South liable for greenfield penalties
- 1 October 2009
The NHS will be liable to pay £44m to BT if it fails to deliver four ‘greenfield’ sites in the South of England ready and willing to take Cerner Millennium.
Assuming all goes well, the Department of Health will pay £73m to BT for installing Cerner Millennium at four Southern sites.
But should the trusts baulk at taking the software, the health service will be liable for penalty payments of up to, £44m – 60% of the total. The money would come out of the total allocation for NHS IT in the South.
The four trusts in question are understood to be Oxford Radcliffe, Royal Bath, North Bristol and one other.
The liabilities date not from the beginning of the National Programme for IT in the NHS but are set in a contract signed just three months ago, after well publicised problems with Cerner Millennium at Barts and the London and the Royal Free trusts in London.

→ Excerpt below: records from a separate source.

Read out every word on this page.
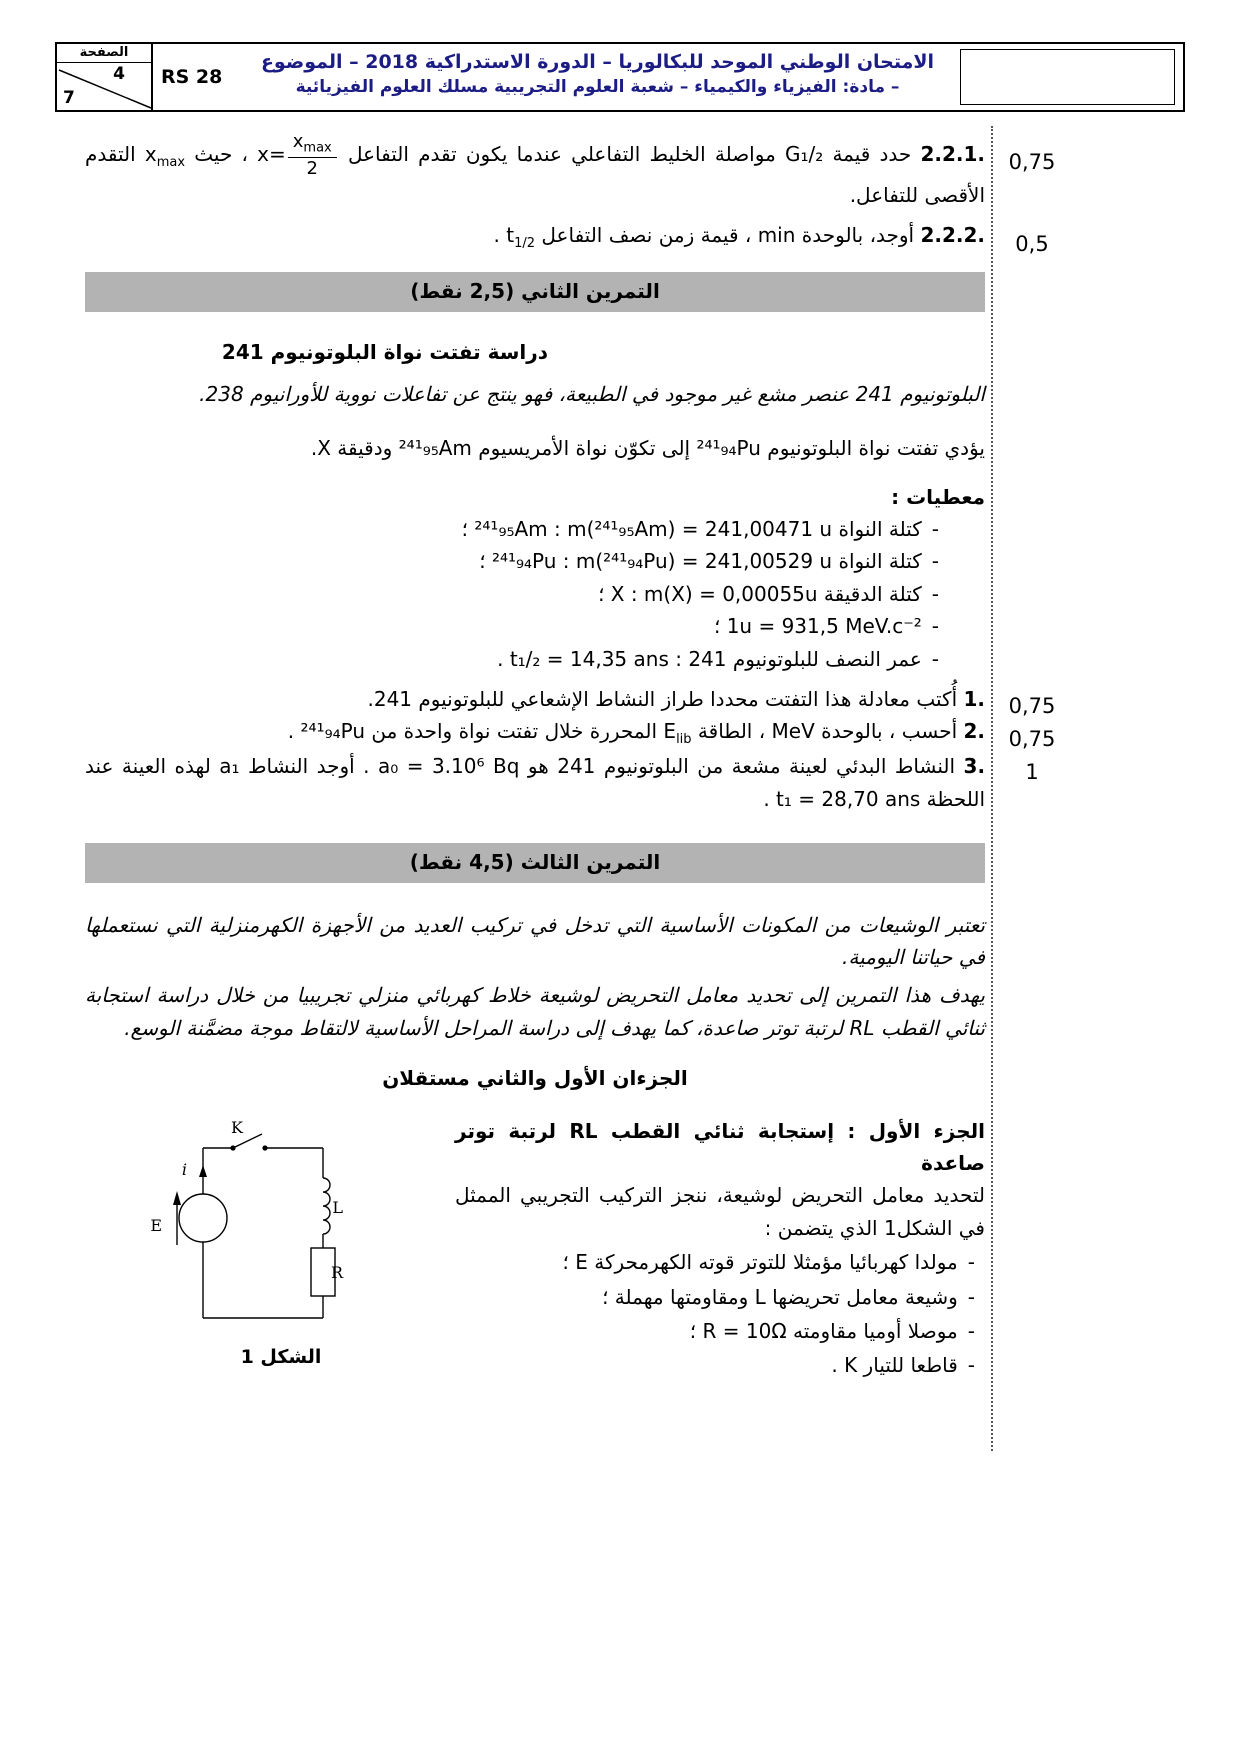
الصفحة
4
7
RS 28
الامتحان الوطني الموحد للبكالوريا – الدورة الاستدراكية 2018 – الموضوع
– مادة: الفيزياء والكيمياء – شعبة العلوم التجريبية مسلك العلوم الفيزيائية
0,75
0,5
0,75
0,75
1

2.2.1. حدد قيمة G₁/₂ مواصلة الخليط التفاعلي عندما يكون تقدم التفاعل $x= \frac{x_{max}}{2}$
، حيث $x_{max}$ التقدم الأقصى للتفاعل.

2.2.2. أوجد، بالوحدة min ، قيمة زمن نصف التفاعل $t_{1/2}$ .

التمرين الثاني (2,5 نقط)

دراسة تفتت نواة البلوتونيوم 241

البلوتونيوم 241 عنصر مشع غير موجود في الطبيعة، فهو ينتج عن تفاعلات نووية للأورانيوم 238.

يؤدي تفتت نواة البلوتونيوم ²⁴¹₉₄Pu إلى تكوّن نواة الأمريسيوم ²⁴¹₉₅Am ودقيقة X.

معطيات :

-كتلة النواة ²⁴¹₉₅Am : m(²⁴¹₉₅Am) = 241,00471 u ؛

-كتلة النواة ²⁴¹₉₄Pu : m(²⁴¹₉₄Pu) = 241,00529 u ؛

-كتلة الدقيقة X : m(X) = 0,00055u ؛

-1u = 931,5 MeV.c⁻² ؛

-عمر النصف للبلوتونيوم 241 : t₁/₂ = 14,35 ans .

1. أُكتب معادلة هذا التفتت محددا طراز النشاط الإشعاعي للبلوتونيوم 241.

2. أحسب ، بالوحدة MeV ، الطاقة $E_{lib}$ المحررة خلال تفتت نواة واحدة من ²⁴¹₉₄Pu .

3. النشاط البدئي لعينة مشعة من البلوتونيوم 241 هو a₀ = 3.10⁶ Bq . أوجد النشاط a₁ لهذه العينة عند اللحظة t₁ = 28,70 ans .

التمرين الثالث (4,5 نقط)

تعتبر الوشيعات من المكونات الأساسية التي تدخل في تركيب العديد من الأجهزة الكهرمنزلية التي نستعملها في حياتنا اليومية.

يهدف هذا التمرين إلى تحديد معامل التحريض لوشيعة خلاط كهربائي منزلي تجريبيا من خلال دراسة استجابة ثنائي القطب RL لرتبة توتر صاعدة، كما يهدف إلى دراسة المراحل الأساسية لالتقاط موجة مضمَّنة الوسع.

الجزءان الأول والثاني مستقلان

K
i
E
L
R
الشكل 1

الجزء الأول : إستجابة ثنائي القطب RL لرتبة توتر صاعدة

لتحديد معامل التحريض لوشيعة، ننجز التركيب التجريبي الممثل في الشكل1 الذي يتضمن :

-مولدا كهربائيا مؤمثلا للتوتر قوته الكهرمحركة E ؛

-وشيعة معامل تحريضها L ومقاومتها مهملة ؛

-موصلا أوميا مقاومته R = 10Ω ؛

-قاطعا للتيار K .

In June, BT signed a new £546m contract to support the eight existing Cerner sites in the South, to implement Millennium at four more sites, and to install RiO in 25 community and mental health trusts. The deal was struck a year after Fujitsu was sacked as the local service provider for the cluster.
Trust board papers seen by E-Health Insider state: “If the trusts leaves the national programme, it will undermine the CCN [Change Control Notice] already signed for the greenfield sites, and incur penalty costs for the NHS.
"If the NHS in the South does not deliver the four greenfield sites, it is liable for 60% of the £73m.”
The papers from Oxford Radcliffe Hospitals NHS Trust say that while these costs are unlikely to fall to individual trusts, they would most likely “be deducted from the funding allocated to the South for the national programme."
The trust says that the NPfIT option is worth up to £30m to the trust, with funding of up to £25m in initial investment costs promised centrally, together with annual operational support costs of approximately £750,000 a year through to 2015.
As part of the post CCN deal with BT, the trust is also promised a Cerner domain shared only with the neighbouring Nuffield Orthopaedic Centre. Each of the four greenfield sites will now get their own domains.
Examining the alternative options available, Oxford Radcliffe says that ‘do nothing’ is not an option “given the age and functionality of OXPAS” – the PAS system currently in use, which is more than 20 years old.
The trust says that OXPAS is obsolete and “cannot support Choose and Book, 18-week waits, or the wider demands of clinical activity and first-class patient care."
On procurement through ASCC, it says: “This would be funded under the national programme, but would provide no additional control over functionality and cost.”
The trust estimates that following the ASCC route would also lead to additional delays of a year or more, as well as running the risk of the NHS incurring penalty costs.
“This option would also increase the internal CRS team costs (which are met by the trust) by at least £1.5-£2m for the extended programme and additional contract management support," it adds.
The final option examined, and quickly rejected, is withdrawal from the national programme.
“The trust could undertake its procurement, but in doing so would incur delays of at least a further year, as well as capital costs of approximately £25m, and service charges of approximately £750,000, that the trust would have to meet from year one…”
Even so, the board papers say that repeated delays have sapped confidence among clinicians. “There is a high level of clinical support and enthusiasm for CRS, although the number of false starts has generated scepticism that a scheme will be delivered.”
Oxford Radcliffe had been part of a Thames Valley-wide collaborative procurement, which had selected Cerner as a preferred supplier back in 2003. The collaborative procurement , which first completed a business case in 2000, was halted at the advent of the NHS IT programme in 2003.
Reasons given for halting the collaborative procurement at the time were that it would be more expensive than the national IT procurement and not be able to deliver as quickly.